Retirement services company ING U.S.' decision to drop its title sponsorship marathons in N.Y., Miami and Hartford was "something of a head-scratcher," but whether it also is a "dumb marketing move is a more complicated question," according to Dan Haar of the HARTFORD COURANT. The company's name will change to Voya Financial starting in '14 after it spun off from Holland-based parent company ING Group in May. The sponsorships "brought the company wide recognition," so this could be a "lost opportunity." Miami Marathon co-Founder Frankie Ruiz said, "It's still mind-boggling to me that they walked away from the scene.
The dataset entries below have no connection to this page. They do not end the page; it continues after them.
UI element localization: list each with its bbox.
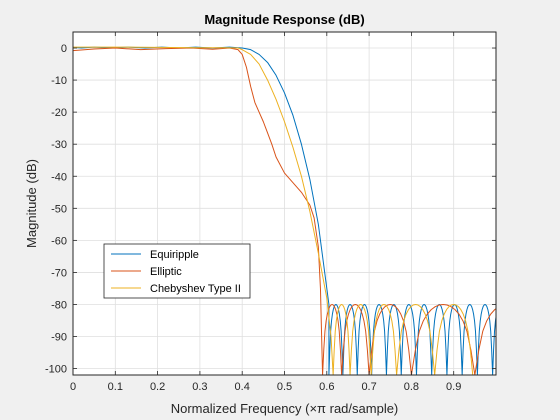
y-tick-label: -20	[51, 107, 67, 119]
series-line-0	[73, 46, 496, 375]
y-tick-label: -90	[51, 332, 67, 344]
axis-ticks: 0 0.1 0.2 0.3 0.4 0.5 0.6 0.7 0.8 0.9 0 -10 -20 -30 -4…	[45, 32, 496, 393]
y-tick-label: -30	[51, 139, 67, 151]
y-tick-label: -10	[51, 75, 67, 87]
y-axis-label: Magnitude (dB)	[24, 159, 39, 248]
x-tick-label: 0.5	[277, 381, 292, 393]
x-tick-label: 0.9	[446, 381, 461, 393]
x-tick-label: 0.3	[192, 381, 207, 393]
x-tick-label: 0	[70, 381, 76, 393]
x-tick-label: 0.2	[150, 381, 165, 393]
x-tick-label: 0.6	[319, 381, 334, 393]
series-line-2	[73, 46, 474, 375]
y-tick-label: 0	[61, 43, 67, 55]
x-tick-label: 0.1	[108, 381, 123, 393]
series-lines	[73, 46, 496, 375]
x-tick-label: 0.7	[361, 381, 376, 393]
legend-label-chebyshev: Chebyshev Type II	[150, 283, 241, 295]
y-tick-label: -60	[51, 235, 67, 247]
y-tick-label: -40	[51, 171, 67, 183]
y-tick-label: -80	[51, 299, 67, 311]
y-tick-label: -70	[51, 267, 67, 279]
x-tick-label: 0.4	[235, 381, 250, 393]
legend-label-equiripple: Equiripple	[150, 249, 199, 261]
legend-label-elliptic: Elliptic	[150, 266, 182, 278]
x-tick-label: 0.8	[404, 381, 419, 393]
x-axis-label: Normalized Frequency (×π rad/sample)	[171, 401, 399, 416]
grid	[72, 32, 496, 375]
chart-title: Magnitude Response (dB)	[204, 12, 364, 27]
y-tick-label: -100	[45, 364, 67, 376]
y-tick-label: -50	[51, 203, 67, 215]
legend[interactable]: Equiripple Elliptic Chebyshev Type II	[103, 243, 251, 299]
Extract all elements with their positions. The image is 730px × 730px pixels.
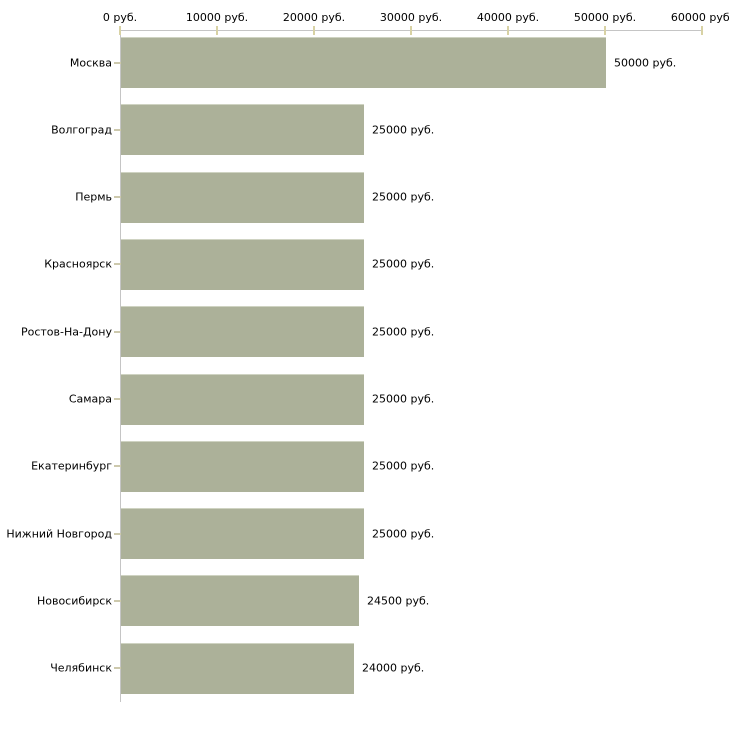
x-axis-tick bbox=[313, 26, 315, 35]
x-axis-tick-label: 40000 руб. bbox=[476, 11, 540, 24]
category-tick bbox=[114, 465, 121, 468]
category-tick bbox=[114, 398, 121, 400]
bar-value-label: 50000 руб. bbox=[614, 56, 677, 69]
category-label: Москва bbox=[69, 56, 112, 69]
category-tick bbox=[114, 667, 121, 670]
category-tick bbox=[114, 532, 121, 535]
x-axis-tick bbox=[604, 26, 606, 35]
x-axis-tick-label: 50000 руб. bbox=[573, 11, 637, 24]
category-label: Новосибирск bbox=[36, 594, 112, 608]
bar-value-label: 24000 руб. bbox=[362, 661, 425, 675]
bar bbox=[121, 306, 364, 358]
category-tick bbox=[114, 330, 121, 333]
x-axis-tick bbox=[507, 26, 509, 35]
x-axis-tick-label: 0 руб. bbox=[102, 11, 138, 24]
bar bbox=[121, 373, 364, 425]
y-axis-line bbox=[120, 30, 121, 702]
x-axis-tick bbox=[701, 26, 703, 35]
category-label: Волгоград bbox=[51, 123, 112, 137]
bar-value-label: 25000 руб. bbox=[372, 392, 435, 406]
category-label: Красноярск bbox=[44, 257, 112, 271]
category-label: Челябинск bbox=[50, 661, 112, 675]
category-label: Самара bbox=[68, 392, 112, 406]
bar-value-label: 25000 руб. bbox=[372, 325, 435, 339]
category-tick bbox=[114, 61, 121, 64]
bar-value-label: 24500 руб. bbox=[367, 594, 430, 608]
bar bbox=[121, 171, 364, 223]
bar-value-label: 25000 руб. bbox=[372, 123, 435, 137]
bar-value-label: 25000 руб. bbox=[372, 459, 435, 473]
bar-value-label: 25000 руб. bbox=[372, 257, 435, 271]
bar-value-label: 25000 руб. bbox=[372, 190, 435, 204]
bar bbox=[121, 642, 354, 694]
category-tick bbox=[114, 263, 121, 266]
category-label: Екатеринбург bbox=[31, 459, 112, 473]
x-axis-tick bbox=[216, 26, 218, 35]
x-axis-tick-label: 60000 руб. bbox=[670, 11, 730, 24]
bar bbox=[121, 575, 359, 627]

They were entrenched. ... We had a beautiful marriage for eight years." Haar noted with "tens of millions of eyeballs on those distinctive, bright orange banners, it seems like ING could have extended the sponsorships by one more year at least, if only to get the Voya name out there." Neither the company nor the marathon organizers "would say how much ING plunked down for the race names, but Hartford is believed to be in the low hundreds of thousands of dollars per year; Miami is in the mid-six-figure range; and New York would be well over a million dollars." It is "possible that ING U.S. wants to distance itself from ING Group as it becomes Voya Financial." ING Group, "after all, spun off the U.S. business as a condition of a bailout in Europe." However ING U.S. Head of Strategic Communications Phil Margolis "rejected that concern" (HARTFORD COURANT, 11/13).